Aaron Easterly: Hey, Eric, with regards to your first question, we generally view that one of the primary challenges with Rover’s business, and it has been for ten years, is educating the shadow market, which is the 90% of pet owners that historically use friends, family, neighbors when they need care for their dog when they’re out of town. So we look at these types of distribution partnerships or partnerships with people in or out of the industry as a way to have cost effective customer acquisition of that 90%. So kind of cost effectively educating the 90% of people that would otherwise not even be thinking about Rover as an option. So call it category building. Cost effectively is the primary goal.
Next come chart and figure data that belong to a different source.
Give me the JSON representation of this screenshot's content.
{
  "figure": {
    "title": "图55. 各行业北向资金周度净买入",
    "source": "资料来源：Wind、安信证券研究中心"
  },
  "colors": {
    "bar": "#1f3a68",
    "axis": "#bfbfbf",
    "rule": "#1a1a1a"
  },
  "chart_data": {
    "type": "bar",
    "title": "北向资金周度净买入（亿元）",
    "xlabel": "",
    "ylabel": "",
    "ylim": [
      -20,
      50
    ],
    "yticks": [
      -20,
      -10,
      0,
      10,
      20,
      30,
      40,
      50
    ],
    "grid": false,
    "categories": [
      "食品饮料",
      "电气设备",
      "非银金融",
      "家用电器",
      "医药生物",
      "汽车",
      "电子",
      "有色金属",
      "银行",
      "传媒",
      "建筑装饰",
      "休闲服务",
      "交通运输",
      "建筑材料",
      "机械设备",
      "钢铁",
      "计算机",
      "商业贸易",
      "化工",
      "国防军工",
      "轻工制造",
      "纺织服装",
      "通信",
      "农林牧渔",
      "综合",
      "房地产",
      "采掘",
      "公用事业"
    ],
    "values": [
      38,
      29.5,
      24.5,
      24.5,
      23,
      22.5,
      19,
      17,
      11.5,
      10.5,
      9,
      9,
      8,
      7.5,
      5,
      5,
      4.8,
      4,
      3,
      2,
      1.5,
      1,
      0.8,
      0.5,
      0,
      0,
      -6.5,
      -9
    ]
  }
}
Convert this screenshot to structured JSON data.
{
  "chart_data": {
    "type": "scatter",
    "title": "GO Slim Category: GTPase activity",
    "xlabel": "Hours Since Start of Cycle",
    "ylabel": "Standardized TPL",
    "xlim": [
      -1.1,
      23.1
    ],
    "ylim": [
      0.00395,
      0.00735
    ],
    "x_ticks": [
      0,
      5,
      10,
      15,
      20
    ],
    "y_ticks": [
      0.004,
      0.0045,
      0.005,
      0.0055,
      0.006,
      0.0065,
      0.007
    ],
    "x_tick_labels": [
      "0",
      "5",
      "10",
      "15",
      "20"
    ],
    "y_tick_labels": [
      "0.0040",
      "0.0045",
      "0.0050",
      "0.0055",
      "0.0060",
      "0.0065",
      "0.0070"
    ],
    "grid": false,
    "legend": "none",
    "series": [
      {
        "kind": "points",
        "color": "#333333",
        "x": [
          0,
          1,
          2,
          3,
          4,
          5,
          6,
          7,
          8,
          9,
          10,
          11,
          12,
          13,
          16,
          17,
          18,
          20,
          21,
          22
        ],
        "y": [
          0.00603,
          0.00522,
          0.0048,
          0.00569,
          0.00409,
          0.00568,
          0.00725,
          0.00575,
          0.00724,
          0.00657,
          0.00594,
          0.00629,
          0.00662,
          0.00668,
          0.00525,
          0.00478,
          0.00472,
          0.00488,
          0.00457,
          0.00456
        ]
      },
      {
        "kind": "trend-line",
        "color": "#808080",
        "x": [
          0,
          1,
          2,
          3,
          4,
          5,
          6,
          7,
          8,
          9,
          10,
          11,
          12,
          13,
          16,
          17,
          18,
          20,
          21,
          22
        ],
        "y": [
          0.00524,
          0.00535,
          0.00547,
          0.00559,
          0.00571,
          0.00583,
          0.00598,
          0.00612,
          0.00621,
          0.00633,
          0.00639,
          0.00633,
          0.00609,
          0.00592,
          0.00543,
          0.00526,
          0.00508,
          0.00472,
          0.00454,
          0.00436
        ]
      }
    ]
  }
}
There can be some secondary or tertiary goals.
In some cases we may hope to see a little bit of increased repeat usage on a per customer basis to a degree, like something like an employer subsidizes it. We could be seeking to just make sure that we’re known as the standard and are partnered with key brands. But the primary thing is addressing a type of customer we are unlikely to get in front of directly in a very cost effective manner.
Charlie Wickers : And with regards to your questions regarding booking windows, we have seen year-to-date an increasing slightly of the booking windows, about 10%. That works out to about a day and a half to two days in terms of an increase, that puts us just above three weeks on average, from an average lead time perspective.
Operator: Our next question comes from the line of Cory Carpenter with JPMorgan.
Danny Pfeiffer: Hey, guys, this is Danny Pfeiffer on for Corey Carpenter. I just have two quick ones. The first is, have you seen any uptick in daytime services as more people are sort of returning back to the office. And second, on international, you grew Europe about 78%. Can you talk about any initiatives you’re planning there and maybe kind of what’s different versus US and maybe is that just starting out smaller or anything? Thanks.
Aaron Easterly: Sure. Danny the with regards to the service mix, we have seen a little bit of tick up in daytime services, but most of that gain has been in drop in, our drop in segment and our drop in service line is typically done during the day. Looks a lot like a dog walk, but can sometimes be used as a substitute for house sitting or boarding. So yes, there has been a slight notch up in what we call daytime services, but I think based on the fact that most of it’s happening in drop in, it would probably be not appropriate to say it’s a result of some massive return to work within our customer base.
Brent Turner : Do you want to talk about international? Hi, with respect to international, I think what you are seeing is probably best understood as the scaling dynamics of a pretty early stage footprint sort of growing along with the continued acceleration of travel behavior in Europe. We’ve been pretty happy with what we think is our trajectory relative to the category there and we actually think the presence of a category in Europe versus in the United States where we’re sort of going it alone, maybe helping us drive awareness and maybe a tailwind to grow for us there, more to say later as we get more conviction around that.
Operator: Our next question comes from the line of Tony White at DA Davison.
Tony White: Great, thanks for taking my question. Two, if I could on international one. Could you maybe just frame for us a bit how international in calendar 23 is kind of going to affect consolidated EBITDA profitability of the company? And then secondly, can you maybe just talk a little bit about how your international operations, how they’re tracking relative to the US at sort of the comparable point in time for the US as it relates to things like marketing efficiencies, unit economics, profitability. Thanks.